Thomas was born in Lyon in 1945, and was raised in Arcachon, Bordeaux, and Paris. Her life has included teaching jobs at American and French universities (such as Yale and Princeton) as well as a publishing career. She has published nineteen works, including essays on the Marquis de Sade, Casanova, and Marie Antoinette.

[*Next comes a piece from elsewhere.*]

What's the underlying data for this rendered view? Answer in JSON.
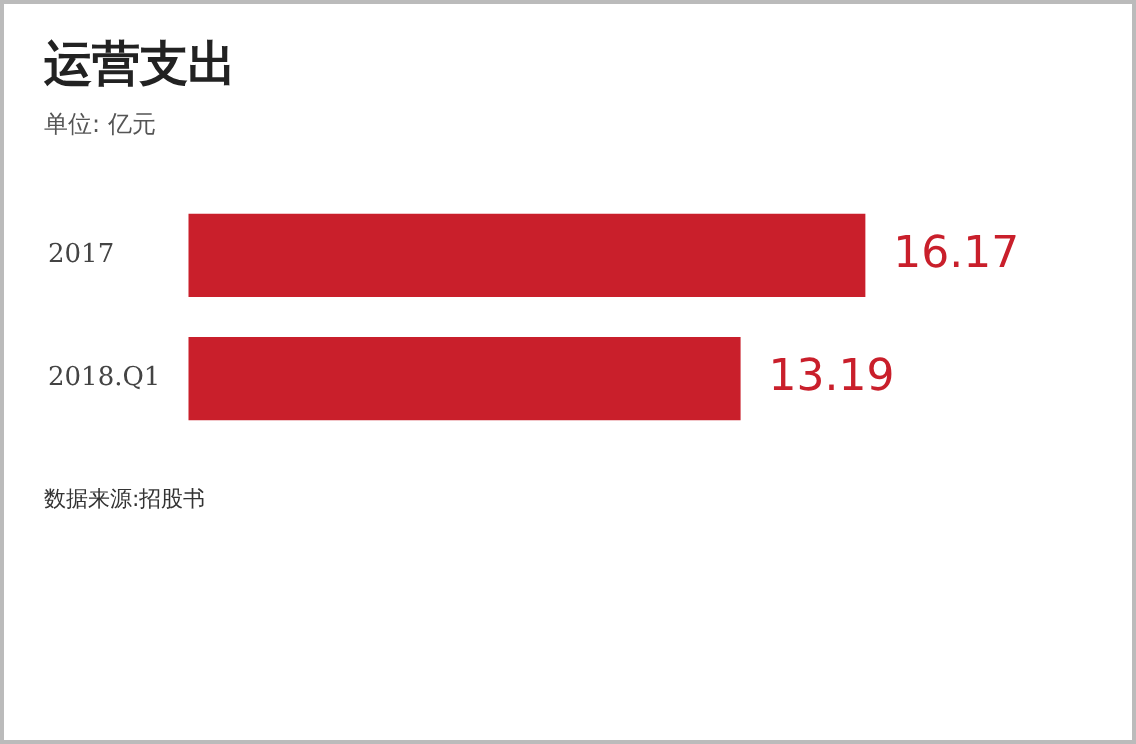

In 2002, Thomas published Les adieux à la reine (Farewell, My Queen). The novel gave a fictional account of the final days of Marie Antoinette in power through the perspective of one of her servants. It won the Prix Femina in 2002, and was later adapted into the 2012 film Farewell, My Queen. The film stars Diane Kruger as the titular queen and Léa Seydoux as her servant Sidonie Laborde. Thomas co-wrote the screenplay,and it opened the 62nd Berlin International Film Festival. Helen Falconer of The Guardian called the work "a well written slice of history" with "evocative, observant prose," but criticized it for creating a narrator who "merely provides us with a pair of eyes to see through rather than capturing our interest in her own right." While disagreeing in its classification as a novel, Falconer did however add that Farewell, My Queen "generates in the reader a real sense of being a fly on the wall, eavesdropping on the affairs of the great and the not so good."
Thomas is currently the director of research at the French National Centre for Scientific Research.